Ivanovic de Rumine e Pompei: storia di uno dei primi reportage archeologici
Dagli archivi del Mann – il Museo Archeologico Nazionale di Napoli – circa un paio di anni fa, sono state recuperate una trentina di fotogrfie realizzate poco dopo la metà del XIX secolo da Gabriel Ivanovic de Rumine e riguardanti l’area archeologica di Pompei. L’ex ufficiale dell’esercito russo, congedatosi nel 1856 all’indomani della guerra di Crimea, è considerato tra i pionieri della fotografia, intesa come vera e propria forma d’arte. Il suo reportage pompeiano, nello specifico, fu prodotto tra il marzo e l’aprile 1859, allorquando si trovò a Napoli al seguito del Granduca Costantino di Russia, fratello dello zar Alessandro II. La città, allora capitale del Regno delle due Sicilie, fu infatti una delle tappe di una sorta di crociera culturale, che interessò anche altri rinomati centri del Mediterraneo come Palermo, Atene e Gerusalemme.

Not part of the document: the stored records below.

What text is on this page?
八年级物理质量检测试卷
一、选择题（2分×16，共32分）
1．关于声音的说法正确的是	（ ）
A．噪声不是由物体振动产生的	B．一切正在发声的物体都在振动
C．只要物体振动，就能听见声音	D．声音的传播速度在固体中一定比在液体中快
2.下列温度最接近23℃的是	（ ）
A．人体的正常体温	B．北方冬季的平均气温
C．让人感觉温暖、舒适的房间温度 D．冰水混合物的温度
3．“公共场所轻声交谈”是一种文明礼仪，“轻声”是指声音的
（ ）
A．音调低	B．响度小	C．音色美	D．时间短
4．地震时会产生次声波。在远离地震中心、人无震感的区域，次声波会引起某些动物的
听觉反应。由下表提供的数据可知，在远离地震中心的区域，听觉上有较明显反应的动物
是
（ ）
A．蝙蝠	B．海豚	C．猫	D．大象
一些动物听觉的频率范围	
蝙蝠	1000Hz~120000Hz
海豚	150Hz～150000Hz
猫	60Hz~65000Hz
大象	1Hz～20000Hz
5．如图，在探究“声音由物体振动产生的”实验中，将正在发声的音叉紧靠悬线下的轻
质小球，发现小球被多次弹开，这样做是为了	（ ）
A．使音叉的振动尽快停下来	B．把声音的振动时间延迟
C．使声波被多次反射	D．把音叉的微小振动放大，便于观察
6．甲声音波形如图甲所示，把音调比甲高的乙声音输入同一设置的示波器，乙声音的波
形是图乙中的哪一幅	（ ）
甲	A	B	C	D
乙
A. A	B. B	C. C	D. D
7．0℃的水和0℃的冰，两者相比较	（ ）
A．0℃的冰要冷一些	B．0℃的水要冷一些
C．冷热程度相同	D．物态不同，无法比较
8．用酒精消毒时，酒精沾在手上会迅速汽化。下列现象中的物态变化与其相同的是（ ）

Per poter operare nell’area archeologica di Pompei – tra l’altro, con un’attrezzatura piuttosto ingombrante, formata da due camere ottiche, da un cavalletto e dalle lastre di vetro su cui imprimere i positivi – Ivanovic de Rumine richiese un’autorizzazione alla corte borbonica tramite l’intermediazione dell’allora ambasciatore russo Kakoschkine. L’istanza, nonostante un iniziale rifiuto pronunciato alla luce di un severo regolamento che vietava ogni tipo di ripresa sia all’interno degli scavi che nel Museo Borbonico, fu approvata con l’aggiunta di un ulteriore privilegio: fotografare strutture ancora inedite o in corso di esplorazione.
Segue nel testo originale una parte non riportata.